The grant, which will be dispersed over four years, is intended to help improve safe prescribing of opioid painkillers. California was one of 16 states to receive the CDC grant.
“Prescription opioid misuse can hurt anyone who has access to these medications, as well as their families and loved ones,” said Dr. Karen Smith, director of the CDPH and state health officer. “People often associate drug abuse with illegal drugs, but this effort targets the misuse of drugs that were prescribed for pain management.”
In 2013, more than 16,000 people died from prescription opioid overdoses in the U.S., which is down from the estimated 41,000 deaths attributed to opioid overdoses in 2012. There were 4,318 deaths from drug poisonings in California in 2013. The majority was from prescription medications, with opioids being the mostly frequently prescribed.
In the past, prescription opioids (such as hydrocodone, oxycodone, morphine and codeine) were prescribed for relieving short-term pain. Now, they are increasingly being used for long-term pain management, and as a result, sales of opioid pain relievers quadrupled in the past 10 years. By 2010, enough opioid pain relievers were sold to medicate every American adult (about 240 million people) every four hours for an entire month, according to the CDC.

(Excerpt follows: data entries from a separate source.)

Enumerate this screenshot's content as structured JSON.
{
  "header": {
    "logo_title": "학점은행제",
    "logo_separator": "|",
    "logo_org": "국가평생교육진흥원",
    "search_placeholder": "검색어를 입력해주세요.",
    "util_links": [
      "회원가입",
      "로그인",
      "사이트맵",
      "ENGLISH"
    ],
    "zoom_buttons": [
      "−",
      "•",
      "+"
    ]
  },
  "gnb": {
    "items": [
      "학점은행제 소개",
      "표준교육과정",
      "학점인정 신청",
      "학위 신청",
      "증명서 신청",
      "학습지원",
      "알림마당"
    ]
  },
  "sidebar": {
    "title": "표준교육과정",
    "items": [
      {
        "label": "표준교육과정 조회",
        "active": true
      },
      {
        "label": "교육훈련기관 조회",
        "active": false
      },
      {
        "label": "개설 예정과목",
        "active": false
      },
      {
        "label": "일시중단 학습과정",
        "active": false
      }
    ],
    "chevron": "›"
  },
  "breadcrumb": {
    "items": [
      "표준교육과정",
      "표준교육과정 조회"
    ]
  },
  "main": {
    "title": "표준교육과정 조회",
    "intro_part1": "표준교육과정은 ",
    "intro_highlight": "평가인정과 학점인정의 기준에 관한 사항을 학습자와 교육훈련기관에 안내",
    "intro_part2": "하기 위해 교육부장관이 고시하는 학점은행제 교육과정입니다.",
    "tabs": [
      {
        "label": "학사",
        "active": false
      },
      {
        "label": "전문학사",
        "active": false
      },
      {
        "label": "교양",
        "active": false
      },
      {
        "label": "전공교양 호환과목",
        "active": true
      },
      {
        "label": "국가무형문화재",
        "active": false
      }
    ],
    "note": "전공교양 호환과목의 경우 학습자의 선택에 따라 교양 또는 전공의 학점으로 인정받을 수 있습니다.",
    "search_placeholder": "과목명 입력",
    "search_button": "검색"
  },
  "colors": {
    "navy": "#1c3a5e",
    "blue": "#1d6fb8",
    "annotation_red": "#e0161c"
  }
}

In November 2014, the California Medical Board revised its guidelines for doctors prescribing opioid painkillers which included other alternatives for pain management and new restrictions on refilling painkiller prescriptions.
In 2014, California formed the Prescription Opioid Misuse and Overdose Prevention Workgroup, bringing together state departments to alert health care providers, pharmacists and the public of this issue. CDPH developed the grant application with support from this workgroup, and will partner with the Department of Justice and the Department of Health Care Services, with assistance by the University of California Davis Medical Center, the California HealthCare Foundation and the San Francisco Department of Public Health.